General Haemostasis


An average human body contains approx. 5 liters of blood. As a fluid organ, blood has numerous tasks to perform: Transportation (of nutrients, hormones and blood gases), buffer function (acid-base-balance), defense, wound healing and heat regulation. In case of accidents or vessel wall damage, it is therefore necessary to minimize the resulting blood loss as fast as possible. Alexander Schmidt (1831 – 1894) and Paul Morawitz (1879 – 1936) were pioneers in the clarification of the physiologic processes. The clarification of the molecular mechanisms were mainly achived during the 20th century. Davie and Ratnoff formulated a cascade theory that in principle is still valid, also when in the meantime it appears as if the intrinsic pathway plays only a minor part in the physiologic course of events.

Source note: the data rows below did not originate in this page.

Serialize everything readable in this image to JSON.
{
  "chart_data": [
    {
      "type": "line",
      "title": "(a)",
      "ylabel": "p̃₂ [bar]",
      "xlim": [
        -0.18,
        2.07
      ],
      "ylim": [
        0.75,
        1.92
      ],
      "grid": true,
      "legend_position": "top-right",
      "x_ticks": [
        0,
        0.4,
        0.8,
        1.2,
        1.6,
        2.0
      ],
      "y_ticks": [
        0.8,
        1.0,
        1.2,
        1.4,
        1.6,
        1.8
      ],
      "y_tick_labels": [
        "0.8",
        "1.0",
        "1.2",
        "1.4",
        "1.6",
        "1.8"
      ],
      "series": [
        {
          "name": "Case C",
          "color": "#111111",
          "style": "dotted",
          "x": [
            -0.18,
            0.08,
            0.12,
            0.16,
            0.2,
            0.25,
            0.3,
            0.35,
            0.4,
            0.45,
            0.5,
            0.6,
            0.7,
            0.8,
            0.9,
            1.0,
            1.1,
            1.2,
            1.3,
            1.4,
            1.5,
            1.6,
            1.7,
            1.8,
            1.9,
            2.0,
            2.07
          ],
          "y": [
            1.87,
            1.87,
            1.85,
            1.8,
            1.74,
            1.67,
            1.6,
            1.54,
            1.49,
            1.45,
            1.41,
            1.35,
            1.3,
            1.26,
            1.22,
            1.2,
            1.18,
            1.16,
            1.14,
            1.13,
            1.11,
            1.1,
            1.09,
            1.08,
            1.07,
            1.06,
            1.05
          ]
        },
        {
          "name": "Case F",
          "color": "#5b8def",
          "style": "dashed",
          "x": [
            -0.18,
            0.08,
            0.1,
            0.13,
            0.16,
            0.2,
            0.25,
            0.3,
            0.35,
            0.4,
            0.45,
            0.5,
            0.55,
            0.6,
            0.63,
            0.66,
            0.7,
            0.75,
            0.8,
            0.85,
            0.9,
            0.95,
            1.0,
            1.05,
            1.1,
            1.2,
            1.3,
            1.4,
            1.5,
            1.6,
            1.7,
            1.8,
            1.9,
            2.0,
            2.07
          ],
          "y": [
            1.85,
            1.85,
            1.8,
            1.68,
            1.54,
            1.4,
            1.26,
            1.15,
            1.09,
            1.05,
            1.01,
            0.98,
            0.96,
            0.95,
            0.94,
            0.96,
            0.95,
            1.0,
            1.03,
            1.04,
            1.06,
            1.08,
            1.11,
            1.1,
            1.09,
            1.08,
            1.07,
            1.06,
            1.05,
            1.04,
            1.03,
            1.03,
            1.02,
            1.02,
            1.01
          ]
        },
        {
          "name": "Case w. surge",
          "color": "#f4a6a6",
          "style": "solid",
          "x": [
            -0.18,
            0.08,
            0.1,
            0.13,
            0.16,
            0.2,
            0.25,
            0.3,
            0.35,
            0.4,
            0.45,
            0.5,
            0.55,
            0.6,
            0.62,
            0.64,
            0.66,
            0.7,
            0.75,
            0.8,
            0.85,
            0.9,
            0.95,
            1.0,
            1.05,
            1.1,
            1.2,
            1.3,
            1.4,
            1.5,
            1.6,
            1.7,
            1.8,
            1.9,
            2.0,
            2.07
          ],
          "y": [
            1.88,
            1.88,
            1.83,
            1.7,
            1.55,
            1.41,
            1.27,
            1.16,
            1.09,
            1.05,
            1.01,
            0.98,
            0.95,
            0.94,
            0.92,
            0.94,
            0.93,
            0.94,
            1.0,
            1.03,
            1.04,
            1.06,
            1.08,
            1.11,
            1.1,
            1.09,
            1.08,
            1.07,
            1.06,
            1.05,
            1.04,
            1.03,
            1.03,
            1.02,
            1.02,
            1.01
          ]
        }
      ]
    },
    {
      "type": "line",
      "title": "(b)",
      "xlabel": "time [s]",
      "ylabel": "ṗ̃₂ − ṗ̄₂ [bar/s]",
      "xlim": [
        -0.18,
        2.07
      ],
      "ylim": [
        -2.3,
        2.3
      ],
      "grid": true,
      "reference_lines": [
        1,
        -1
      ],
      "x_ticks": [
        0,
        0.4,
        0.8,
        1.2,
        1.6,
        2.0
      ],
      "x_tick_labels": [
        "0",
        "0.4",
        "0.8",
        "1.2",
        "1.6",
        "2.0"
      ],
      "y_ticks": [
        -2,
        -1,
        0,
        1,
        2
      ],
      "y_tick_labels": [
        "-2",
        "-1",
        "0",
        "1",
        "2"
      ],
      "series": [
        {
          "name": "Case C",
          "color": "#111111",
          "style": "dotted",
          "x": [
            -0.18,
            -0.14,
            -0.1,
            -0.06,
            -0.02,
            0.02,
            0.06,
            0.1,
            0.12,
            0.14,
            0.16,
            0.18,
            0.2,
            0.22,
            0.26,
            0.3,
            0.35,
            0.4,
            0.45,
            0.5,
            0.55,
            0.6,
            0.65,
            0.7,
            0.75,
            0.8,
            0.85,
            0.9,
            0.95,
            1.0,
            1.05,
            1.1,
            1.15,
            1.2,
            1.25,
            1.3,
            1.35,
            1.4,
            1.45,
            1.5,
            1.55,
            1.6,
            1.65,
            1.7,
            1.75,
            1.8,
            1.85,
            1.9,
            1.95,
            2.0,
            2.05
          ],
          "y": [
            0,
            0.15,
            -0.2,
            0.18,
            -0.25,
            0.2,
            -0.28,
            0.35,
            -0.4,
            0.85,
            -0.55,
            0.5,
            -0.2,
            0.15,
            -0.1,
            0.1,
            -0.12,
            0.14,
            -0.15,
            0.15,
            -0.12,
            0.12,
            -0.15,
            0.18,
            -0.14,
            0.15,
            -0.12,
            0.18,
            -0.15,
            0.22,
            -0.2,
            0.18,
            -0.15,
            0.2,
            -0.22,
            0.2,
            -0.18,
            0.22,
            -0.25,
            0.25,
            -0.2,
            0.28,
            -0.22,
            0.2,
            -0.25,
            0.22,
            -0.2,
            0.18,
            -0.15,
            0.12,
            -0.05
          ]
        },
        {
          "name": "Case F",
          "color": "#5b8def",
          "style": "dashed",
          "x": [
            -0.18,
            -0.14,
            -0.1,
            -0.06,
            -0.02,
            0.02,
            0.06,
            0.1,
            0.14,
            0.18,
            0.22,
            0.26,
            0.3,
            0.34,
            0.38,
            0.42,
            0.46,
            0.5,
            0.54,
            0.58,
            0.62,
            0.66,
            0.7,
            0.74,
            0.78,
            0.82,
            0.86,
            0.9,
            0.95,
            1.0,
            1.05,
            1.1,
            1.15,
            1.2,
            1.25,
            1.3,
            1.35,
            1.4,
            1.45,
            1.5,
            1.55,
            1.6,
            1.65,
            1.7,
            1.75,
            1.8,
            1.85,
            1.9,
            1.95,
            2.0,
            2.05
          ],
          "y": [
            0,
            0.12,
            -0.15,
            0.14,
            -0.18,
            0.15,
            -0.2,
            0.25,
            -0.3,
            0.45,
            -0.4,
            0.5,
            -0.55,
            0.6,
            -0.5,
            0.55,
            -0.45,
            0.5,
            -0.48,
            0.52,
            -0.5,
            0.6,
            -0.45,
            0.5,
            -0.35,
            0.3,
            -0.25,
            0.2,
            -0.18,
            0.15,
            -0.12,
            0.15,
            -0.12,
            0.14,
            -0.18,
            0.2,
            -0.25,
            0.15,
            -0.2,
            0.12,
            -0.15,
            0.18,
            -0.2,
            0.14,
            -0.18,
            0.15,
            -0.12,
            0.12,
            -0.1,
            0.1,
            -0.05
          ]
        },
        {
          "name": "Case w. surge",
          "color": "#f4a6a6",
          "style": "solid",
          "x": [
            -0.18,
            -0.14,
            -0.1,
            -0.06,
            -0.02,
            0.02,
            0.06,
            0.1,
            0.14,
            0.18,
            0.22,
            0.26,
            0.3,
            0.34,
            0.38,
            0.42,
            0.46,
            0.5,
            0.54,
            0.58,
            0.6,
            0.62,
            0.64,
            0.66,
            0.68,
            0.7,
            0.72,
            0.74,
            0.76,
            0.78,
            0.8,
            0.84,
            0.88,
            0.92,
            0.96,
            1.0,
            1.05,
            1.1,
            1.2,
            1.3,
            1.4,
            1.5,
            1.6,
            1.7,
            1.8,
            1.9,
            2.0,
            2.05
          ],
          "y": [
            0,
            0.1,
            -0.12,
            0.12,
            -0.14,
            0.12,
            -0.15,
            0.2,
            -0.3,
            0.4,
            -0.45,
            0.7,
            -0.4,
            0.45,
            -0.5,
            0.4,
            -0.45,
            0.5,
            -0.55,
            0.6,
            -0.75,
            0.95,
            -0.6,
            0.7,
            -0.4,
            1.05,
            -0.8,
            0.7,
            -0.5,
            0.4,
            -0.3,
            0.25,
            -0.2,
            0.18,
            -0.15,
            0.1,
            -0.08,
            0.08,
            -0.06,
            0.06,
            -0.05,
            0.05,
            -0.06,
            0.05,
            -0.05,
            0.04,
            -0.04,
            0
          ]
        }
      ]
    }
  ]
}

The complete haemostatic system thereby contains

  • Soluble and to cells bound factors (membrane proteins) of the coagulation and fibrinolysis
  • Blood cells (erythrocytes, thrombocytes, leukocytes)
  • Tissue walls
  • Blood flow

The physiologic events after vessel damage can be subdivided into three processes:

  1. Vessel contraction
  2. Cellular haemostasis/primary haemostasis
  3. Plasmatic haemostasis/secondary haemostasis

Division of these events is made only for didactic reasons. By normal function, these processes are closely intertwined.

Primary Haemostasis

Following damage the collagen fibers of the basal membrane are exposed and blood passing the damaged site gets in touch with these and the platelets are thus activated and can adhere to the damaged site, change their form („shape change“) and secrete mediators. Important in this connection is the von Willebrand-factor, a soluble, high molecular plasma protein that together with fibronectin and laminin form a connection between collagen fibers and a certain plasma protein in the platelets (GP Ib/V/IX). The endpoint of the cellular haemostasis forms the platelet aggregation. This formation happens via fibrinogen bridges. The thus forming platelet plug („white thrombus“) is relatively instable and may be carried away by the blood flow. Stabilization is achieved during the secondary haemostasis. It is important for the initiation of this coagulation cascade that the activated platelets provide a corresponding (negatively charged) surface of the cell membrane phospholipids through an enzyme-controlled redistribution reaction (flip-flop mechanism).

Secondary Haemostasis

15 coagulation proteins are presently made responsible for the cause of the plasmatic coagulation. Most of these factors are according to their function enzymes that normally circulate in plasma as inactive preliminaries (zymogens) and not activated until the relevant activated factor in the stepwise haemostasis reaction activates it. The modern interpretation of the cascade reaction digresses from the idea of distinguishing between extrinsic and intrinsic activation of the haemostasis system. It is rather a question of three phases in the extrinsic system:

  1. During the initiation phase a complex of phospholipids (the surface of activated, adhered and aggregated platelets), Tissue factor (tissue thromboplastin that e.g. is found in the membrane of the adventitia) and factor VII/VIIa forms on the damaged site.
  2. Following this, factor X is activated to factor Xa. Together with factor Va the factor Xa can form traces of thrombin (factor IIa). These traces of factor IIa activate further platelets, the cofactors factor V and factor VIII and the proenzyme factor XI.
  3. This leads to the explosive amplification of thrombin formation. This large quantity of thrombin then generates fibrin from fibrinogen in a process of several steps. The change of fibrinogen to (soluble) fibrin monomers follows by cleaving off fibrinopeptide A. These fibrin monomers form non-covalent polymer fibrin. A further coagulation factor, the transaminase factor XIII finally binds the monomers covalently to a stable, three-dimensional net and thus closes the wound.